Normal: A chart comparing the performance of AlphaMissense and other methods in predicting measurements from biological experiments.
Building a community resource
AlphaMissense builds on AlphaFold to advance the world’s understanding of proteins. We released it a year ago 200 million protein structures predicted using AlphaFold – which helps millions of scientists around the world accelerate research and pave the way to modern discoveries. We look forward to seeing how AlphaMissense can facilitate solve open questions at the heart of genomics and life sciences.
We have made AlphaMissense predictions available to both the commercial and scientific communities. Together with EMBL-EBI, we raise their usefulness by: Ensembl Variant Effect Predictor.
In addition to our missense mutation lookup table, we have provided extended predictions of all possible 216 million single amino acid sequence substitutions in over 19,000 human proteins. We also included the average prediction for each gene, which is similar to measuring a gene’s evolutionary constraints – it indicates how crucial the gene is to the survival of the organism.
Examples of AlphaMissense predictions superimposed on AlphaFold predicted structures (red = predicted to be pathogenic, blue = predicted to be benign, gray = uncertain). Red dots represent known pathogenic missense variants, blue dots represent known benign variants from the ClinVar database.
Left: HBB protein. Variants of this protein can cause sickle cell disease.
Normal: CFTR protein. Variants of this protein can cause cystic fibrosis.

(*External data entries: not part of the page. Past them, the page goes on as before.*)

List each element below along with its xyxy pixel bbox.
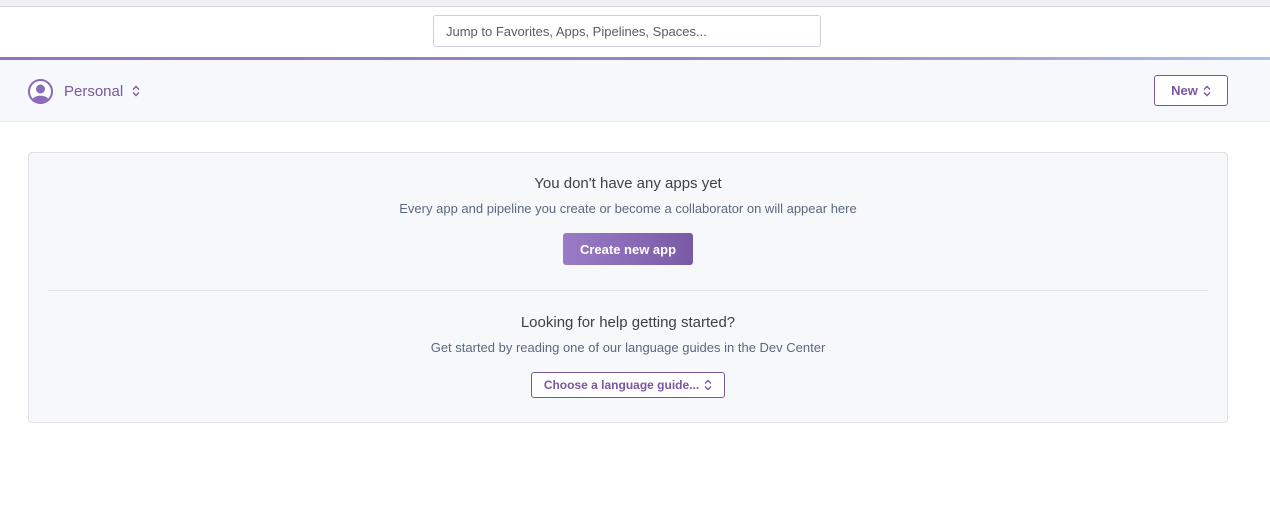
help-title: Looking for help getting started? bbox=[520, 314, 736, 331]
section-divider bbox=[48, 290, 1208, 291]
help-description: Get started by reading one of our langua… bbox=[430, 340, 826, 355]
browser-top-strip bbox=[0, 0, 1270, 7]
account-subheader: Personal New bbox=[0, 60, 1270, 122]
new-button[interactable]: New bbox=[1154, 75, 1228, 106]
account-switcher[interactable]: Personal bbox=[28, 78, 140, 104]
search-input[interactable] bbox=[433, 15, 821, 47]
empty-state-description: Every app and pipeline you create or bec… bbox=[399, 201, 857, 216]
create-new-app-button[interactable]: Create new app bbox=[563, 233, 693, 265]
language-guide-select-label: Choose a language guide... bbox=[543, 378, 700, 392]
empty-state-title: You don't have any apps yet bbox=[534, 175, 722, 192]
account-label: Personal bbox=[64, 82, 124, 100]
user-avatar-icon bbox=[28, 78, 53, 104]
top-navigation-bar bbox=[0, 7, 1270, 57]
language-guide-select[interactable]: Choose a language guide... bbox=[531, 372, 725, 398]
empty-apps-panel: You don't have any apps yet Every app an… bbox=[28, 152, 1228, 423]
chevron-up-down-icon bbox=[132, 85, 140, 97]
new-button-label: New bbox=[1171, 83, 1198, 98]
chevron-up-down-icon bbox=[1203, 85, 1211, 96]
chevron-up-down-icon bbox=[704, 379, 712, 391]
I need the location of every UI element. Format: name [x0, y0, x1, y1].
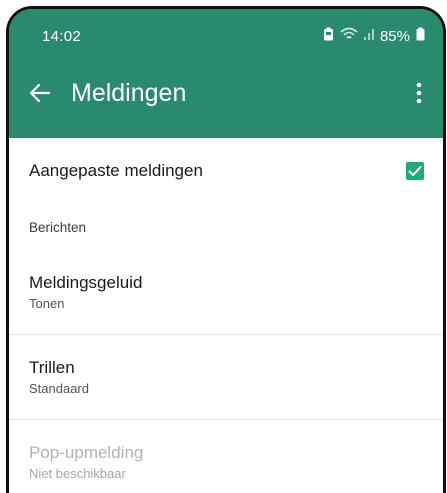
more-vertical-icon[interactable]: [409, 78, 429, 108]
custom-notifications-label: Aangepaste meldingen: [29, 160, 203, 180]
section-header-messages: Berichten: [29, 219, 87, 235]
custom-notifications-checkbox[interactable]: [406, 161, 424, 180]
battery-percentage: 85%: [379, 27, 410, 45]
setting-notification-sound[interactable]: Meldingsgeluid Tonen: [9, 250, 443, 335]
status-time: 14:02: [42, 27, 82, 45]
phone-screen: 14:02 85% Meldingen Aangepaste meldingen…: [6, 6, 446, 493]
page-title: Meldingen: [71, 78, 187, 107]
setting-title: Meldingsgeluid: [29, 272, 143, 292]
status-bar: 14:02 85%: [9, 9, 443, 63]
battery-icon: [416, 27, 425, 45]
setting-title: Trillen: [29, 357, 75, 377]
signal-icon: [363, 27, 374, 45]
checkmark-icon: [408, 165, 422, 176]
battery-saver-icon: [323, 27, 334, 45]
setting-title: Pop-upmelding: [29, 442, 144, 462]
setting-popup-notification: Pop-upmelding Niet beschikbaar: [9, 420, 443, 493]
setting-value: Niet beschikbaar: [29, 465, 126, 481]
setting-value: Tonen: [29, 295, 65, 311]
app-bar: Meldingen: [9, 63, 443, 123]
custom-notifications-row[interactable]: Aangepaste meldingen: [9, 138, 443, 204]
status-icons: 85%: [323, 27, 425, 45]
setting-vibrate[interactable]: Trillen Standaard: [9, 335, 443, 420]
arrow-left-icon[interactable]: [27, 80, 53, 106]
setting-value: Standaard: [29, 380, 89, 396]
wifi-icon: [340, 27, 358, 45]
app-header: 14:02 85% Meldingen: [9, 9, 443, 138]
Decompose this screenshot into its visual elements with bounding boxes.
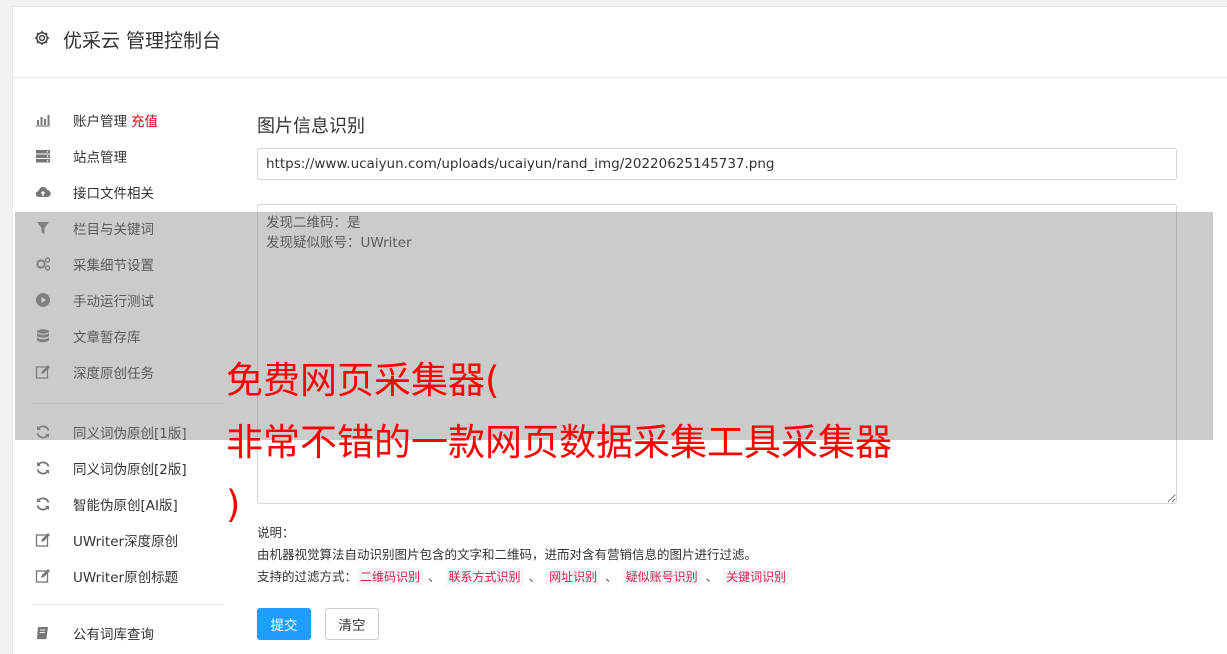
filter-tag: 联系方式识别 [445, 568, 524, 586]
header: 优采云 管理控制台 [13, 7, 1227, 78]
page-title: 优采云 管理控制台 [63, 30, 222, 52]
description-line: 由机器视觉算法自动识别图片包含的文字和二维码，进而对含有营销信息的图片进行过滤。 [257, 547, 758, 562]
sidebar-item-label: UWriter深度原创 [73, 534, 179, 550]
tag-separator: 、 [605, 569, 618, 584]
sidebar-item-label: 同义词伪原创[2版] [73, 462, 187, 478]
book-icon [33, 625, 53, 641]
sidebar-item-label: 账户管理 [73, 114, 127, 130]
image-url-input[interactable] [257, 148, 1177, 180]
cloud-upload-icon [33, 184, 53, 200]
tag-separator: 、 [705, 569, 719, 584]
tag-separator: 、 [528, 569, 542, 584]
filter-tag: 网址识别 [546, 568, 601, 586]
sidebar-item-account[interactable]: 账户管理 充值 [33, 102, 223, 138]
sidebar-item-uwriter-deep[interactable]: UWriter深度原创 [33, 522, 223, 558]
bar-chart-icon [33, 112, 53, 128]
tag-separator: 、 [428, 569, 441, 584]
sidebar-item-interface-files[interactable]: 接口文件相关 [33, 174, 223, 210]
sidebar-item-synonym-v2[interactable]: 同义词伪原创[2版] [33, 450, 223, 486]
recharge-link[interactable]: 充值 [131, 110, 158, 130]
edit-icon [33, 568, 53, 584]
sidebar-item-label: 智能伪原创[AI版] [73, 498, 178, 514]
sidebar-item-uwriter-title[interactable]: UWriter原创标题 [33, 558, 223, 594]
sidebar-item-public-lexicon[interactable]: 公有词库查询 [33, 615, 223, 651]
filter-tag: 关键词识别 [723, 568, 790, 586]
sidebar-item-label: 公有词库查询 [73, 627, 154, 643]
sidebar-item-label: 接口文件相关 [73, 186, 154, 202]
sidebar-item-sites[interactable]: 站点管理 [33, 138, 223, 174]
gear-icon [34, 30, 50, 46]
submit-button[interactable]: 提交 [257, 608, 311, 640]
filter-methods: 支持的过滤方式： 二维码识别、联系方式识别、网址识别、疑似账号识别、关键词识别 [257, 566, 790, 588]
server-icon [33, 148, 53, 164]
sidebar-item-label: 站点管理 [73, 150, 127, 166]
sidebar-item-ai-rewrite[interactable]: 智能伪原创[AI版] [33, 486, 223, 522]
filter-methods-prefix: 支持的过滤方式： [257, 569, 358, 584]
edit-icon [33, 532, 53, 548]
filter-tag: 二维码识别 [357, 568, 424, 586]
refresh-icon [33, 496, 53, 512]
overlay-caption: 免费网页采集器( 非常不错的一款网页数据采集工具采集器 ) [226, 359, 892, 526]
sidebar-divider [33, 604, 223, 605]
section-title: 图片信息识别 [257, 116, 365, 137]
clear-button[interactable]: 清空 [325, 608, 379, 640]
filter-tag: 疑似账号识别 [622, 568, 701, 586]
sidebar-item-label: UWriter原创标题 [73, 570, 179, 586]
refresh-icon [33, 460, 53, 476]
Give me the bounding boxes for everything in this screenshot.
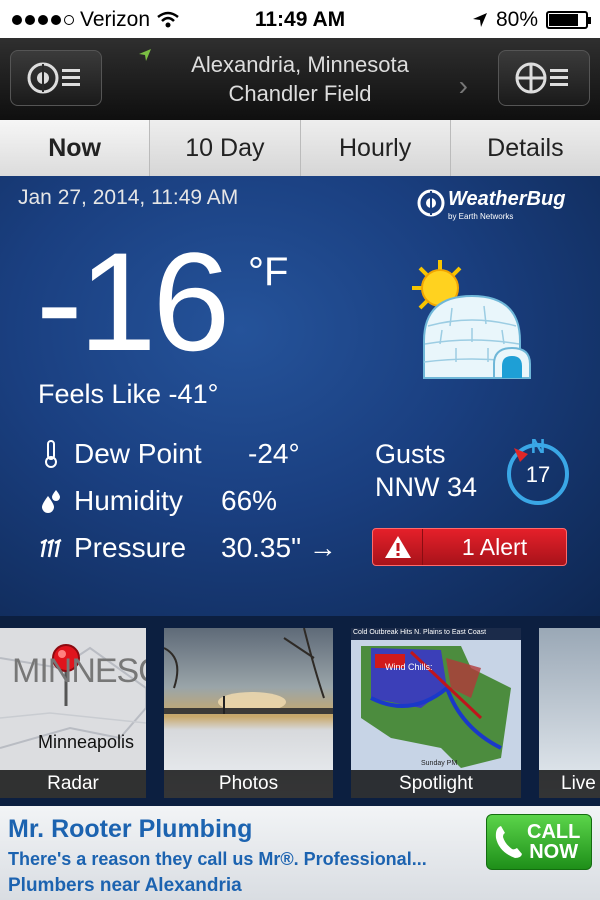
- tab-bar: Now 10 Day Hourly Details: [0, 120, 600, 176]
- photos-thumbnail[interactable]: Photos: [164, 628, 333, 798]
- humidity-row: Humidity 66%: [38, 485, 277, 517]
- pressure-value: 30.35" →: [221, 532, 337, 563]
- battery-icon: [546, 11, 591, 29]
- location-arrow-icon: [472, 13, 487, 27]
- radar-label: Radar: [0, 770, 146, 798]
- feels-like: Feels Like -41°: [38, 379, 219, 409]
- radar-thumbnail[interactable]: MINNESO Minneapolis Radar: [0, 628, 146, 798]
- call-line-1: CALL: [527, 821, 581, 843]
- pressure-label: Pressure: [74, 532, 187, 563]
- menu-button[interactable]: [10, 50, 102, 106]
- current-conditions-panel: Jan 27, 2014, 11:49 AM WeatherBug by Ear…: [0, 176, 600, 616]
- current-temperature: -16: [36, 223, 230, 380]
- warning-icon: [373, 529, 423, 565]
- temperature-unit: °F: [248, 250, 289, 294]
- alert-button[interactable]: 1 Alert: [372, 528, 567, 566]
- humidity-value: 66%: [221, 485, 278, 516]
- spotlight-title: Cold Outbreak Hits N. Plains to East Coa…: [353, 629, 487, 636]
- station-name: Chandler Field: [228, 81, 372, 106]
- app-header: Alexandria, Minnesota Chandler Field ›: [0, 38, 600, 120]
- ad-title: Mr. Rooter Plumbing: [8, 815, 253, 843]
- phone-icon: [495, 826, 522, 858]
- live-thumbnail[interactable]: Live: [539, 628, 600, 798]
- pressure-icon: [38, 537, 64, 559]
- alert-label: 1 Alert: [461, 533, 528, 560]
- crosshair-list-icon: [515, 62, 568, 94]
- status-bar: Verizon 11:49 AM 80%: [0, 0, 600, 38]
- dew-point-value: -24°: [248, 438, 300, 469]
- observation-date: Jan 27, 2014, 11:49 AM: [18, 186, 239, 209]
- weatherbug-menu-icon: [27, 62, 80, 94]
- ad-subtitle: There's a reason they call us Mr®. Profe…: [8, 849, 427, 869]
- logo-name: WeatherBug: [448, 188, 566, 210]
- thermometer-icon: [38, 440, 64, 468]
- radar-city-label: Minneapolis: [38, 732, 135, 752]
- wind-compass: 17 N: [500, 434, 572, 506]
- gusts-label: Gusts: [375, 439, 446, 469]
- gusts-value: NNW 34: [375, 472, 478, 502]
- chevron-right-icon[interactable]: ›: [459, 70, 468, 102]
- ad-footer: Plumbers near Alexandria: [8, 875, 242, 896]
- tab-10-day[interactable]: 10 Day: [150, 120, 301, 176]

Accelerating research on genetic diseases
A key step in translating the results of this research is collaboration with the scientific community. We worked with Genomics England to explore how these predictions could facilitate research the genetics of scarce diseases. Genomics England compared the AlphaMissense findings with pathogenicity variant data previously collected in humans. Their evaluation confirmed that our predictions are exact and consistent, providing another real-world benchmark for AlphaMissense.
Although our predictions are not intended to be directly applicable to clinical practice – and must be interpreted based on other sources of evidence – this work has the potential to improve the diagnosis of scarce genetic disorders and aid in the discovery of modern disease-causing genes.
Ultimately, we hope that AlphaMissense, along with other tools, will enable scientists to better understand diseases and develop modern life-saving treatments.